Tyndale never had the satisfaction of completing his English Bible; but during his imprisonment, he may have learned that a complete translation, based largely upon his own, had actually been produced. The credit for this achievement, the first complete printed English Bible, is due to Miles Coverdale (1488-1569), afterward bishop of Exeter (1551-1553).

The details of its production are obscure. Coverdale met Tyndale in Hamburg, Germany in 1529, and is said to have assisted him in the translation of the Pentateuch. His own work was done under the patronage of Oliver Cromwell, who was anxious for the publication of an English Bible; and it was no doubt forwarded by the action of Convocation, which, under Archbishop Cranmer's leading, had petitioned in 1534 for the undertaking of such a work.

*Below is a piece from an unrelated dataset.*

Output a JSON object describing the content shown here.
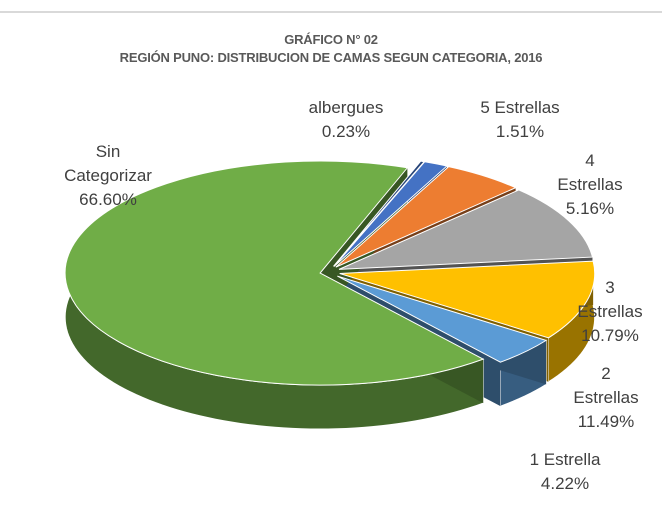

Coverdale's Bible was probably printed by Froschover in Zurich, Switzerland and was published at the end of 1535, with a dedication to Henry VIII. By this time, the conditions were more favorable to a Protestant Bible than they had been in 1525. Henry had finally broken with the Pope and had committed himself to the principle of an English Bible. Coverdale's work was accordingly tolerated by authority, and when the second edition of it appeared in 1537 (printed by an English printer, Nycolson of Southwark), it bore on its title-page the words, "Set forth with the King's most gracious license." In licensing Coverdale's translation, King Henry probably did not know how far he was sanctioning the work of Tyndale, which he had previously condemned.

In the New Testament, in particular, Tyndale's version is the basis of Coverdale's, and to a somewhat less extent this is also the case in the Pentateuch and Jonah; but Coverdale revised the work of his predecessor with the help of the Zurich German Bible of Zwingli and others (1524-1529), a Latin version by Pagninus, the Vulgate, and Luther. In his preface, he explicitly disclaims originality as a translator, and there is no sign that he made any noticeable use of the Greek and Hebrew; but he used the available Latin, German, and English versions with judgment. In the parts of the Old Testament which Tyndale had not published he appears to have translated mainly from the Zurich Bible. [Coverdale's Bible of 1535 was reprinted by Bagster, 1838.]

In one respect Coverdale's Bible was groundbreaking, namely, in the arrangement of the books of the. It is to Tyndale's example, no doubt, that the action of Coverdale is due. His Bible is divided into six parts -- (1) Pentateuch; (2) Joshua -- Esther; (3) Job -- "Solomon's Balettes" (i.e. Canticles); (4) Prophets; (5) "Apocrypha, the books and treatises which among the fathers of old are not reckoned to be of like authority with the other books of the Bible, neither are they found in the canon of the Hebrew"; (6) the New Testament. This represents the view generally taken by the Reformers, both in Germany and in England, and so far as concerns the English Bible, Coverdale's example was decisive.